There are a number of ways for companies to profit off your attention with the data they collect, and many companies combine these to multiply their profits. Streaming services use data to present you with a steady stream of content that suits your interest, holding on to you as a paying customer. Social media services sell your data to companies that can precisely target ads to the consumers whose attention that social media service has captured. Business software providers expand their roots throughout your operations to ensure the cost of their service never exceeds the cost of your switching to a program offered by a competitor. And hardware companies control the ecosystems we spend our time in, profiting off giving app developers access to our eyes, ears, and pockets. Apple is a great example of a company doing just that, all while expanding its market share with promises not to share data.
A New Era for a Timeless Issue
This isn’t a new issue. Since the beginning of time, people have tried to profit off the attention of others. Television and video games were lambasted as dumbing down the world as they captured the attention of humanity in new and exciting ways. Long before that, the ancient Greeks ridiculed their youth for the act of reading instead of memorizing, which was sure to atrophy their brains. I’m sure even prehistoric cave painters were given some extra food as a thank-you for giving their fellow cave people something colorful and distracting to look at.
But this is a new era and one for which we are frankly unprepared. Even the great technological advancement from books to recordings to television is nothing like what we face today. In the attention-mining economy, we have entered the era of fracking and offshore drilling, and we have to recognize the danger this new era poses.

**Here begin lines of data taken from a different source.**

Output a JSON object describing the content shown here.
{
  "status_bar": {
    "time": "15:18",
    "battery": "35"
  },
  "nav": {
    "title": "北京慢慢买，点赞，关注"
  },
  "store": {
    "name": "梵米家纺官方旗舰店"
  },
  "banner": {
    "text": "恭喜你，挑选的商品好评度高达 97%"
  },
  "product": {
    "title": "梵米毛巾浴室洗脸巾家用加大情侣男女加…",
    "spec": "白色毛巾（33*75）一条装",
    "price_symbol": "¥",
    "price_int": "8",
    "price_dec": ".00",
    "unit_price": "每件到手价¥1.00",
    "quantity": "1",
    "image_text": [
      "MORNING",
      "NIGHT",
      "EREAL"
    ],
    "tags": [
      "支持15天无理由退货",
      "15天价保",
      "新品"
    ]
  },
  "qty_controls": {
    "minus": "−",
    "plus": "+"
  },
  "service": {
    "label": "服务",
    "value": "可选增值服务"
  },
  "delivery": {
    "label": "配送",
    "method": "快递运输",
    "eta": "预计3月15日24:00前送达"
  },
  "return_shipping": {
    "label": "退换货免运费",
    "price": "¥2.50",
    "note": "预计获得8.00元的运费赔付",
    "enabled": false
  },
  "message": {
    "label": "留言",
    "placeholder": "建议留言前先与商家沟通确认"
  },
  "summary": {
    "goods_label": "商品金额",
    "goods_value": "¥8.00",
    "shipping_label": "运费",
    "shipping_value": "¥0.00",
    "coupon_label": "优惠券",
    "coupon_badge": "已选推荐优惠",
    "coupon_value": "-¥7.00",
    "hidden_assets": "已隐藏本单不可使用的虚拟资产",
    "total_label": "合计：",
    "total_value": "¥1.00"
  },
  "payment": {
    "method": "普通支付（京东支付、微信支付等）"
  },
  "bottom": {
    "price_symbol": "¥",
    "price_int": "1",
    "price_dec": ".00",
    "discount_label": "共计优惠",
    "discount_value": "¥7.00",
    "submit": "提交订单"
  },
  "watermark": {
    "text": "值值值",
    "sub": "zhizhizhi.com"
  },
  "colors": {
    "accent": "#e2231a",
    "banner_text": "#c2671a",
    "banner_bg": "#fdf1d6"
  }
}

Where before our attention was divided across various physically separated items and spaces, they have now come together. In our pockets is a device that combines the television, music player, video game, community space, phone, exercise equipment, computer, and, for some of us, even our office. It will surprise no one that parts of this article were written on the “phone” in my pocket. Work now comes home with us, and television goes to work. With this unification of worlds has come massive quantities of data and technological advancements that have made each of these things better at mining our attention. Social media is the easiest example of all to see this, but you can now spend an entire work day, including phone calls, meetings, water cooler chats, and tasks completed, within Microsoft’s or Google’s ecosystem. The era we are in now is different, and that, in many ways, is a very good thing, but it also comes with bigger problems.